Foto.Terschelling

Terschelling, op het Groene Strand (foto iPhone 6s)

Terschelling. In de zaak die geleid heeft tot het door mij uitgelokte HR 17 januari 2014, NJ 2014, 61 (MEER) is na de vernietiging door de Hoge Raad van het arrest van het Bossche Hof in verwijzingsprocedure voortgeprocedeerd bij het Gerechtshof Arnhem-Leeuwarden. Dit Hof heeft gisteren arrest gewezen en alsnog het tot faillietverklaring strekkende vonnis waartegen het hoger beroep ingesteld was vernietigd. Het Hof oordeelde dat (ex nunc) getoetst niet „summierlijk”  van een steunvordering gebleken is.

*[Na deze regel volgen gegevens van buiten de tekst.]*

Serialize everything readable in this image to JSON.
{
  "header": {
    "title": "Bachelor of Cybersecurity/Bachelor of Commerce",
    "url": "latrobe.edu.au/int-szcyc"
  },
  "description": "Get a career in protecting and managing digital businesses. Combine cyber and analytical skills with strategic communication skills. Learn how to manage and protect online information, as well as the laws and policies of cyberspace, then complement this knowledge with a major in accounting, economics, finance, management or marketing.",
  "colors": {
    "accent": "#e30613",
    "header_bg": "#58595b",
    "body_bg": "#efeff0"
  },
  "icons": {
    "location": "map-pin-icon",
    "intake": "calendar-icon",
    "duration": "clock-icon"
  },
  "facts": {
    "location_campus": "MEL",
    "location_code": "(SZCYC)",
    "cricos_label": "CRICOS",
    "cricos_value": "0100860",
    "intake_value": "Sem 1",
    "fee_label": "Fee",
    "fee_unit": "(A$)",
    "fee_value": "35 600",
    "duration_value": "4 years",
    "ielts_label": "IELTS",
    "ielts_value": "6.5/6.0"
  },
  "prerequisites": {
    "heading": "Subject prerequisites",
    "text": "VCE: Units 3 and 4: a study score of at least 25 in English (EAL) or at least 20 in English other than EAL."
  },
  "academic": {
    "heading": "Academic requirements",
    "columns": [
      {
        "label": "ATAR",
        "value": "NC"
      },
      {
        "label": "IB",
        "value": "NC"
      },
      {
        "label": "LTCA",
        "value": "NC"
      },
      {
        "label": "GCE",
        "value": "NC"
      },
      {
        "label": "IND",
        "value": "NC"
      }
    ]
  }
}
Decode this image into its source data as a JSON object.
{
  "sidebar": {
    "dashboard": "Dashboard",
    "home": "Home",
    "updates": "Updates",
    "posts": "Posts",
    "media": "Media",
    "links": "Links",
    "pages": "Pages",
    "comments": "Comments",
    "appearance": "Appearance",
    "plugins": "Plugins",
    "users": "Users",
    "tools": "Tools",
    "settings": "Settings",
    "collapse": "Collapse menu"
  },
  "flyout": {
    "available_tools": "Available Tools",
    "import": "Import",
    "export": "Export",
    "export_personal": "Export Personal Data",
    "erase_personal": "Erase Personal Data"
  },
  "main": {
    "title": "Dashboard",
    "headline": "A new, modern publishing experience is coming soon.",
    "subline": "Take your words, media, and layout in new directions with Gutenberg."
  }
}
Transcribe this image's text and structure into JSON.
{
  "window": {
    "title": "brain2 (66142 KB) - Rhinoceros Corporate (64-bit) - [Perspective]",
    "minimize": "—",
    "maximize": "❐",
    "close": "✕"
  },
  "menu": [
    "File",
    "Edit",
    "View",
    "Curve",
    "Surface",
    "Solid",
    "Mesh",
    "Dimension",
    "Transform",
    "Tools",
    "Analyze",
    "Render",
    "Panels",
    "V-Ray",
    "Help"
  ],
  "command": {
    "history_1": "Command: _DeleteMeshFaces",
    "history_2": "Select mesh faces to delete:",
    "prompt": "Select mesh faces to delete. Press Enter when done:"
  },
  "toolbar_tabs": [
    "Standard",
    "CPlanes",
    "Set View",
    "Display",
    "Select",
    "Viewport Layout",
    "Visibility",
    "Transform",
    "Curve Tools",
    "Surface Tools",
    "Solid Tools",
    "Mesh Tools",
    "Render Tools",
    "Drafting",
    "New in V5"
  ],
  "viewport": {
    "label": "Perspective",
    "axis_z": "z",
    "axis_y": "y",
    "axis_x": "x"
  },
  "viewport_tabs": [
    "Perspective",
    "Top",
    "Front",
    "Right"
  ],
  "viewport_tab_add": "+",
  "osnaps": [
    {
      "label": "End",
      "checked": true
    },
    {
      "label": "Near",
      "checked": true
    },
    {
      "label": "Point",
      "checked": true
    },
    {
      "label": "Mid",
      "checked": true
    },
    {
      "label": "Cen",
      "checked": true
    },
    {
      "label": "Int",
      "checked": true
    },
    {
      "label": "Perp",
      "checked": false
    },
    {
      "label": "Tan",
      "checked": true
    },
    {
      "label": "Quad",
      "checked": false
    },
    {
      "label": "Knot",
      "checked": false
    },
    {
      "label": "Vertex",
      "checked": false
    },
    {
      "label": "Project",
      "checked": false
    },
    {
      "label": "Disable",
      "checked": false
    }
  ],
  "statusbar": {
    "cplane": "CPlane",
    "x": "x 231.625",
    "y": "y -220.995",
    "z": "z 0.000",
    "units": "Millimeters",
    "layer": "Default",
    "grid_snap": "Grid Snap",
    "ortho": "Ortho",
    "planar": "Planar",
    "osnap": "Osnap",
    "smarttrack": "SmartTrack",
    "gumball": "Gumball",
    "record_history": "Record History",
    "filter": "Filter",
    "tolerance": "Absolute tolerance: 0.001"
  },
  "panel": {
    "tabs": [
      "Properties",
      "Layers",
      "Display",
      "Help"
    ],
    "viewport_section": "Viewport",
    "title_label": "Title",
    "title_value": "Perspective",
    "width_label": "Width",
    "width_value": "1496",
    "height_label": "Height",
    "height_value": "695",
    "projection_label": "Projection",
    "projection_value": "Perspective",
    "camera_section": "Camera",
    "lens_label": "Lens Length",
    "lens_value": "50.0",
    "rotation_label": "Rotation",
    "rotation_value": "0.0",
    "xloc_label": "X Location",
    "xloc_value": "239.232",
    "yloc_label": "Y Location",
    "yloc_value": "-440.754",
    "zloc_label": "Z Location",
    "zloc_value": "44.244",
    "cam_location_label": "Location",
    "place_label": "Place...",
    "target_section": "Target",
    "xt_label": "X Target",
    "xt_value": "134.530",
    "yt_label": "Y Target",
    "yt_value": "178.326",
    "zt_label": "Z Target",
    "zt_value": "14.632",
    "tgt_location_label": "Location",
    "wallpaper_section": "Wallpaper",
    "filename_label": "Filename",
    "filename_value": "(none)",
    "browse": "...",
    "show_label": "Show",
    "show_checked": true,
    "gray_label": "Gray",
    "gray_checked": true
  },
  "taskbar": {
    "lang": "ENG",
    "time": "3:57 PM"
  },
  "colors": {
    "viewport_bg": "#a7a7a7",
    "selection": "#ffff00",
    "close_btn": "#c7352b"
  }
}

Voor de vennootschap wier faillissement destijds door Unitco B.V. aangevraagd was, pleitten bij dit Hof mr. Stijn Stevens en ik. Mr. Stevens zette uiteen dat en waarom van een steunvordering geen sprake (meer) is. Ik hield dit Hof vervolgens voor dat niet al te spoedig aangenomen mag worden dat „summierlijk”  blijkt van het bestaan van een steunvordering. Daarbij wees ik op door mij uitgelokte arresten van de Hoge Raad die strekten tot vernietiging van een arrest van een gerechtshof waarin het bestaan van een of meer steunvorderingen aangenomen werd. Het Hof Arnhem-Leeuwarden heeft de nadruk gelegd op ‘blijkt’ en (gelukkig) niet op ‘summierlijk’.